Tuesday the House held a pro-forma session to begin the second session of the 112 th Congress. According to the Constitution, the House and Senate cannot adjourn for longer than three days without the consent of the other chamber by agreeing to a concurrent adjournment resolution. In an effort to block recess appointments, both chambers have held pro-forma sessions every three days and the president has not made any recess appointments since the GOP took the House majority.
Republicans are also quick to point out that the effort to block recess appointments is not a partisan one. During the end of the George W. Bush administration, the Democratic-controlled Senate regularly held pro-forma sessions every three days during holidays to prevent the president from making recess appointments. Then Senate Majority Leader Harry Reid noted in remarks on the floor in 2008 that he had to keep the Senate in pro-forma session to block an appointment that President Bush wanted.

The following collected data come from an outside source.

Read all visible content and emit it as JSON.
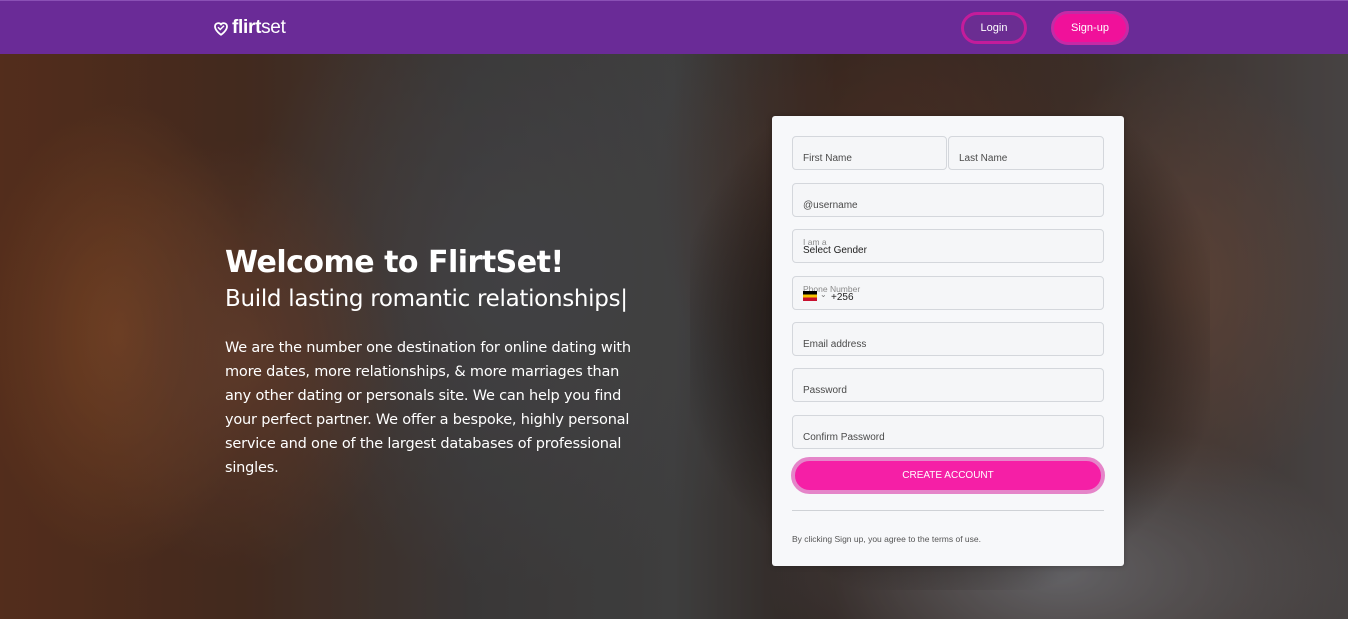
{
  "navbar": {
    "logo_bold": "flirt",
    "logo_rest": "set",
    "logo_icon": "heart-icon",
    "login_label": "Login",
    "signup_label": "Sign-up",
    "bg_color": "#6a2b97",
    "accent_color": "#f0119a"
  },
  "hero": {
    "title": "Welcome to FlirtSet!",
    "subtitle": "Build lasting romantic relationships",
    "cursor": "|",
    "description": "We are the number one destination for online dating with more dates, more relationships, & more marriages than any other dating or personals site. We can help you find your perfect partner. We offer a bespoke, highly personal service and one of the largest databases of professional singles."
  },
  "form": {
    "first_name_placeholder": "First Name",
    "last_name_placeholder": "Last Name",
    "username_placeholder": "@username",
    "gender_label": "I am a",
    "gender_value": "Select Gender",
    "phone_label": "Phone Number",
    "phone_code": "+256",
    "flag_icon": "uganda-flag-icon",
    "email_placeholder": "Email address",
    "password_placeholder": "Password",
    "confirm_password_placeholder": "Confirm Password",
    "submit_label": "CREATE ACCOUNT",
    "terms_text": "By clicking Sign up, you agree to the terms of use."
  }
}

"Although the Senate is not in recess, President Obama, in an unprecedented move, has arrogantly circumvented the American people by 'recess' appointing Richard Cordray as director of the new CFPB," House Speaker John Boehner said in a statement. "This recess appointment represents a sharp departure from a long-standing precedent that has limited the President to recess appointments only when the Senate is in a recess of 10 days or longer. Breaking from this precedent lands this appointee in uncertain legal territory, threatens the confirmation process and fundamentally endangers the Congress's role in providing a check on the excesses of the executive branch."

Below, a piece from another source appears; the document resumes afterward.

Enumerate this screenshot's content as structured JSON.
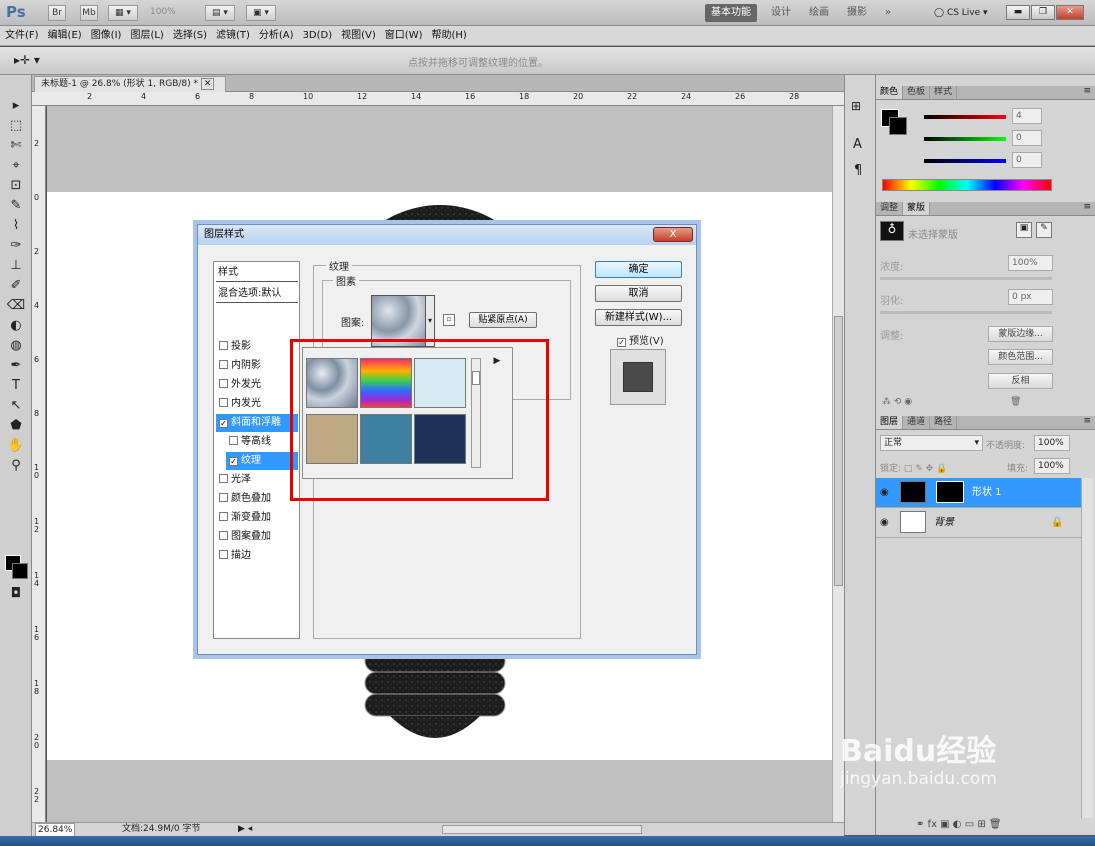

Boehner contends that the agency "is poised to be one of the least accountable and most powerful agencies in Washington."
"Created by the deeply flawed Dodd-Frank law, it is subject to none of the checks that independent agencies normally operate under, and will have an unprecedented reach and control over individual consumer decisions," he added. "Earlier this year, 44 of my Senate Republican colleagues and I served notice that we will not confirm any nominee as director, regardless of party, until structural changes are made to make the bureau accountable to the American people-and more transparent. Our request was met with silence from the administration. As a result just last month the Senate rejected Cordray's nomination. Congress has a constitutional duty to examine presidential nominees, a responsibility that serves as a check on executive power. But once again, the President has chosen to circumvent the confirmation process."